Josep était né le 12 août 1906 à Súria (Bages, Espagne).

Ses parents s’installèrent bientôt à Casserres (Berguedà).

Il se trouvait dans le diocèse de Solsona, où il fréquenta le séminaire, puis il alla à Tarragona pour préparer sa licence de théologie : c’est dans cet archidiocèse qu’il fut alors incardiné et ordonné prêtre, en 1931.

Il sera vicaire à Alforja (Baix Camp), où il laissera un excellent souvenir.

Puis il sera nommé en 1935 à Montblanc (Conca de Barberà), où il se trouvait lors de la révolution de 1936.

En moins d’une année, il eut le temps de faire un travail important, particulièrement en fondant la Fédération des Jeunes Chrétiens de Catalogne, avec son confrère Dalmau Llebaria.

La nuit du 20 au 21 juillet 1936, les divers sanctuaires de la ville étaient déjà en flammes, quand on commença de s’attaquer aux portes de l’église Santa María : les révolutionnaires les aspergèrent d’essence et y mirent le feu.

Un des prêtres alla sonner les cloches pour appeler à l’aide, tandis que l’autre aspergeait le feu avec l’eau bénite : le feu s’éteignit, épargnant ainsi l’intérieur de l’église - et en particulier le vieil orgue baroque. C’est là l’origine de la poésie que don Josep écrivit ensuite en prison, avec le titre Le temple flamboyant (El temple flamejant).

Les deux prêtres allèrent retirer le Saint-Sacrement et autres choses précieuses pour les mettre en sûreté. Avec l’émotion qu’on imagine, ils célébrèrent ensuite leur dernière Messe à huis clos, puis allèrent se réfugier.

On arrêta d’abord don Dalmau. Pour aller le retrouver, don Josep sortit et fut à son tour arrêté. Ils se retrouvèrent donc tous deux dans la prison de Montblanc, le 21 juillet.

Le 22, arriva à son tour dans la prison don Josep Roselló ; le 23, le cardinal Vidal ; le 24 l’évêque auxiliaire, Mgr Borrás. Don Josep Colom fut chargé d’assister Mgr Borrás. Il priait beaucoup, donnait du courage aux autres prisonniers laïcs pour supporter leurs souffrances, et fit ainsi beaucoup de bien.

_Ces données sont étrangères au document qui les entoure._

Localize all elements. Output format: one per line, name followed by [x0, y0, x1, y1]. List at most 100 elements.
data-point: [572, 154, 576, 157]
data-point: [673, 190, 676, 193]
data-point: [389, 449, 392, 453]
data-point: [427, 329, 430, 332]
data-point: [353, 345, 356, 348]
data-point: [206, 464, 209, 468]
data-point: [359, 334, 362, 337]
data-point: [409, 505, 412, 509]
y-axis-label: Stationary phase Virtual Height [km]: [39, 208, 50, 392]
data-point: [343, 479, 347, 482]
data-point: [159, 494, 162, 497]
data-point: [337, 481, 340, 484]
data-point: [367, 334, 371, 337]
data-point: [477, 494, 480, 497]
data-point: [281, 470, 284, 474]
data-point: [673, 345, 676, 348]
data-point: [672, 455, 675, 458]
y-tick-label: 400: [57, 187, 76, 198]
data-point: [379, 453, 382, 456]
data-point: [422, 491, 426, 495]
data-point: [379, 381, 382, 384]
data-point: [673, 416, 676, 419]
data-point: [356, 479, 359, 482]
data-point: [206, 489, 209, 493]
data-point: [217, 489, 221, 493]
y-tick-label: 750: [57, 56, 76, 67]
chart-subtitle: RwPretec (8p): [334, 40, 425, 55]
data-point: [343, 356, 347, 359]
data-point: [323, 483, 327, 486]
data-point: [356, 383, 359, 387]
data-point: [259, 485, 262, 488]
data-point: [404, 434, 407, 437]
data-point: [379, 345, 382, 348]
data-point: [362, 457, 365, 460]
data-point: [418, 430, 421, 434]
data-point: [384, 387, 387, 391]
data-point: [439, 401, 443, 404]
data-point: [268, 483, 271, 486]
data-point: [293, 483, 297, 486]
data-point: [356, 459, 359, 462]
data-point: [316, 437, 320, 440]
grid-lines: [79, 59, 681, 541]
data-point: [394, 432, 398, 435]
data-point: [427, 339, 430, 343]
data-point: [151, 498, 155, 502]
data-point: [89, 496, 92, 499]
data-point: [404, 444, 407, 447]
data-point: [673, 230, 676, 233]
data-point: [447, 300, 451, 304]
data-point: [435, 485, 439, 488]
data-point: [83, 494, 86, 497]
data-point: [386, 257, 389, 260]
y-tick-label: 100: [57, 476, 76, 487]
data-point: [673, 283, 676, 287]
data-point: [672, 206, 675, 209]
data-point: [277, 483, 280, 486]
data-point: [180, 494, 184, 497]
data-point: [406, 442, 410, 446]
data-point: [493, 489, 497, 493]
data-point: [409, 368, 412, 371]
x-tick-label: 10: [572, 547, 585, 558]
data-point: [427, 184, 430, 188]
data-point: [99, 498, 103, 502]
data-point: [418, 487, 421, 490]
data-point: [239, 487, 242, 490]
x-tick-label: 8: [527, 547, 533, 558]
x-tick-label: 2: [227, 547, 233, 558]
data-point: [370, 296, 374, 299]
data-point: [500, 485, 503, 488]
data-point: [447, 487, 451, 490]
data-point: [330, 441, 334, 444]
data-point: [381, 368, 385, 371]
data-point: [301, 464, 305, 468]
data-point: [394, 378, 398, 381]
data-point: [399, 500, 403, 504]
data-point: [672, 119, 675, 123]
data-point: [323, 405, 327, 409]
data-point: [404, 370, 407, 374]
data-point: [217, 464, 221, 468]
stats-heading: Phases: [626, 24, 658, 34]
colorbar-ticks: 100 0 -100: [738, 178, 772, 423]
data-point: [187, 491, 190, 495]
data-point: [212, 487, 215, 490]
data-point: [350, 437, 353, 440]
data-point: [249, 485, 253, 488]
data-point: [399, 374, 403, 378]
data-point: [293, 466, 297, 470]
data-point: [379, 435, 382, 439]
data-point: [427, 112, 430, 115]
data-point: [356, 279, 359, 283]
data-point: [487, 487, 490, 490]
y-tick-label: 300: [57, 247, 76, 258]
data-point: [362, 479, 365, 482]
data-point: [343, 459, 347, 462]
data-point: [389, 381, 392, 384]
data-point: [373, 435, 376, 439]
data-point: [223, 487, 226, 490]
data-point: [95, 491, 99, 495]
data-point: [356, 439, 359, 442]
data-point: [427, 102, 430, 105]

Au matin du 4 août, une patrouille vint chercher trois personnes, dont un caporal. Don Colom alors s’offrit à la place du caporal. Tous deux, avant de sortir, se confessèrent à don Dalmau. Puis don Colom remit son bréviaire à Sebastià Trèmol, en lui disant : Tiens, garde-le, et fais attention qu’on ne te le prenne pas. Dans le bréviaire, il y avait la poésie dont on a parlé plus haut, et un autre feuillet où étaient rédigés ces mots : Je suis très content d’accomplir la volonté de Dieu sur moi, et c’est pourquoi j’accepte que Notre-Seigneur veuille bien me donner la mort dans le temps et de la façon qu’il voudra. Je suis heureux. Au ciel !

Don Colom s’offrit à la place de ce caporal, qui était père de famille et dont l’épouse attendait un enfant. Le prêtre déclara : A moi, ça ne me fait rien de donner ma vie, en échange de ce Monsieur, qui a des enfants et toute une famille.

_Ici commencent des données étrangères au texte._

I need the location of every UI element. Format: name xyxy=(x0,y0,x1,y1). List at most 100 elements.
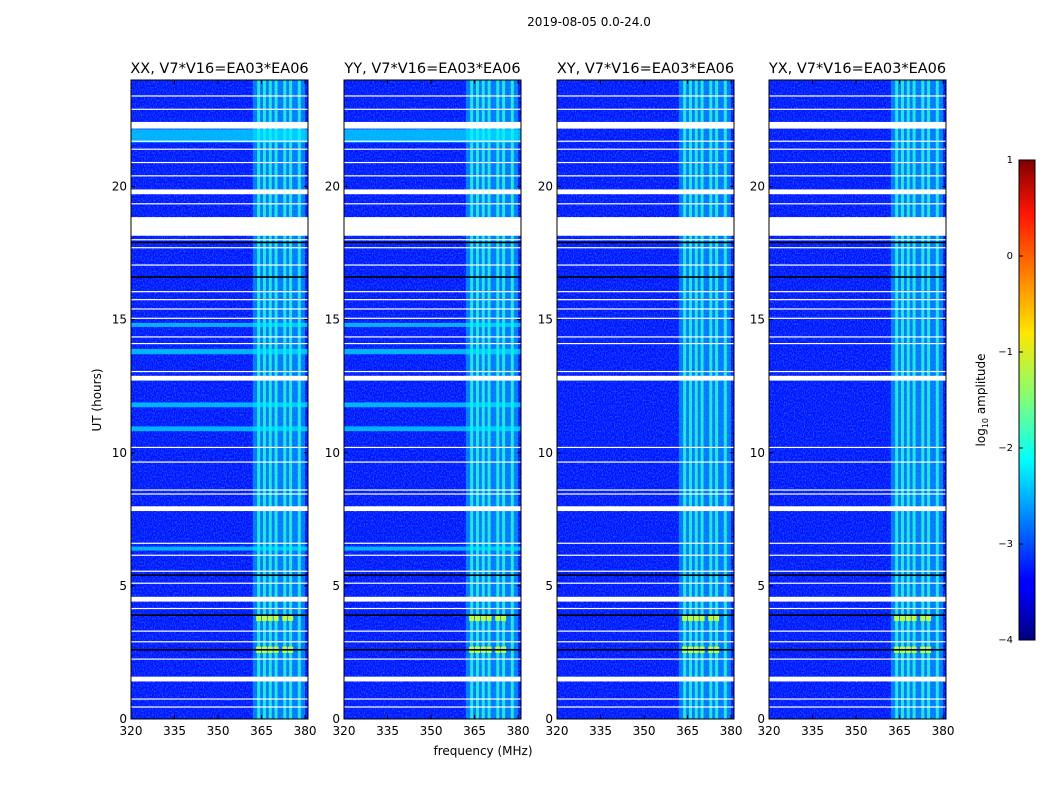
flagged-row xyxy=(557,264,734,266)
flagged-row xyxy=(557,95,734,97)
rfi-column xyxy=(510,80,514,719)
flagged-row xyxy=(557,247,734,249)
rfi-burst xyxy=(687,614,693,622)
bright-row xyxy=(344,546,521,551)
bright-row xyxy=(131,348,308,355)
rfi-burst xyxy=(708,614,714,622)
rfi-burst xyxy=(905,614,911,622)
colorbar: 10−1−2−3−4 log10 amplitude xyxy=(974,155,1036,646)
flagged-row xyxy=(557,291,734,293)
rfi-column xyxy=(268,80,272,719)
flagged-row xyxy=(131,370,308,373)
rfi-column xyxy=(283,80,287,719)
flagged-row xyxy=(557,493,734,495)
dark-row xyxy=(131,574,308,577)
rfi-burst xyxy=(267,614,273,622)
heatmap-cells xyxy=(557,80,734,719)
flagged-row xyxy=(344,375,521,381)
bright-row xyxy=(131,402,308,408)
flagged-row xyxy=(769,506,946,512)
flagged-row xyxy=(557,217,734,236)
flagged-row xyxy=(769,375,946,381)
flagged-row xyxy=(557,630,734,632)
rfi-column xyxy=(470,80,474,719)
bright-row xyxy=(344,322,521,327)
rfi-burst xyxy=(894,614,900,622)
colorbar-tick-label: −1 xyxy=(998,347,1013,358)
rfi-column xyxy=(481,80,485,719)
y-tick-label: 5 xyxy=(119,579,127,593)
x-tick-label: 350 xyxy=(633,724,656,738)
y-tick-label: 10 xyxy=(325,446,340,460)
rfi-column xyxy=(921,80,925,719)
y-tick-label: 15 xyxy=(538,313,553,327)
flagged-row xyxy=(557,375,734,381)
flagged-row xyxy=(344,175,521,177)
rfi-column xyxy=(496,80,500,719)
flagged-row xyxy=(769,140,946,142)
y-tick-label: 10 xyxy=(112,446,127,460)
colorbar-ticks: 1 0 −1 −2 −3 −4 xyxy=(998,155,1023,646)
flagged-row xyxy=(557,108,734,110)
bright-row xyxy=(131,322,308,327)
flagged-row xyxy=(769,596,946,602)
flagged-row xyxy=(769,461,946,463)
flagged-row xyxy=(131,630,308,632)
flagged-row xyxy=(344,446,521,449)
flagged-row xyxy=(131,336,308,338)
flagged-row xyxy=(344,461,521,463)
flagged-row xyxy=(131,506,308,512)
x-tick-label: 320 xyxy=(546,724,569,738)
dark-row xyxy=(344,241,521,244)
panel-title: YX, V7*V16=EA03*EA06 xyxy=(768,61,946,77)
flagged-row xyxy=(344,542,521,544)
flagged-row xyxy=(344,299,521,301)
flagged-row xyxy=(131,698,308,700)
flagged-row xyxy=(769,676,946,682)
flagged-row xyxy=(344,489,521,491)
rfi-burst xyxy=(474,614,480,622)
y-tick-label: 0 xyxy=(545,712,553,726)
flagged-row xyxy=(557,148,734,150)
flagged-row xyxy=(769,446,946,449)
bright-row xyxy=(344,402,521,408)
flagged-row xyxy=(769,121,946,129)
flagged-row xyxy=(557,299,734,301)
rfi-column xyxy=(709,80,713,719)
flagged-row xyxy=(131,239,308,241)
colorbar-label: log10 amplitude xyxy=(974,354,990,447)
flagged-row xyxy=(557,140,734,142)
flagged-row xyxy=(557,542,734,544)
flagged-row xyxy=(769,706,946,708)
flagged-row xyxy=(131,161,308,164)
flagged-row xyxy=(344,554,521,556)
x-tick-label: 335 xyxy=(376,724,399,738)
flagged-row xyxy=(769,570,946,572)
flagged-row xyxy=(769,542,946,544)
flagged-row xyxy=(344,247,521,249)
rfi-column xyxy=(715,80,719,719)
flagged-row xyxy=(344,596,521,602)
flagged-row xyxy=(344,607,521,610)
rfi-column xyxy=(289,80,293,719)
flagged-row xyxy=(344,291,521,293)
dark-row xyxy=(344,648,521,651)
dark-row xyxy=(344,574,521,577)
rfi-burst xyxy=(486,614,492,622)
x-tick-label: 380 xyxy=(932,724,955,738)
rfi-burst xyxy=(469,614,475,622)
flagged-row xyxy=(344,217,521,236)
flagged-row xyxy=(131,542,308,544)
flagged-row xyxy=(344,140,521,142)
y-tick-label: 5 xyxy=(545,579,553,593)
rfi-burst xyxy=(693,614,699,622)
flagged-row xyxy=(557,489,734,491)
rfi-burst xyxy=(501,614,507,622)
panel-title: YY, V7*V16=EA03*EA06 xyxy=(343,61,520,77)
flagged-row xyxy=(557,698,734,700)
flagged-row xyxy=(557,658,734,660)
panel-frame xyxy=(130,79,309,720)
rfi-column xyxy=(906,80,910,719)
x-tick-label: 350 xyxy=(207,724,230,738)
rfi-burst xyxy=(480,614,486,622)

Don Colom salua tous les prisonniers et suivit l’officier. On le ligota fortement et on le fit monter dans la voiture.

Parvenus à Vallmoll (Baix Camp), sur la route de Masó, un peu en-dehors de la route, on fusilla le prêtre. C’était le 4 août.

A l’endroit du martyre se trouve maintenant une petite croix commémorative.

 

Don Josep Colom Alsina fut béatifié en 2013.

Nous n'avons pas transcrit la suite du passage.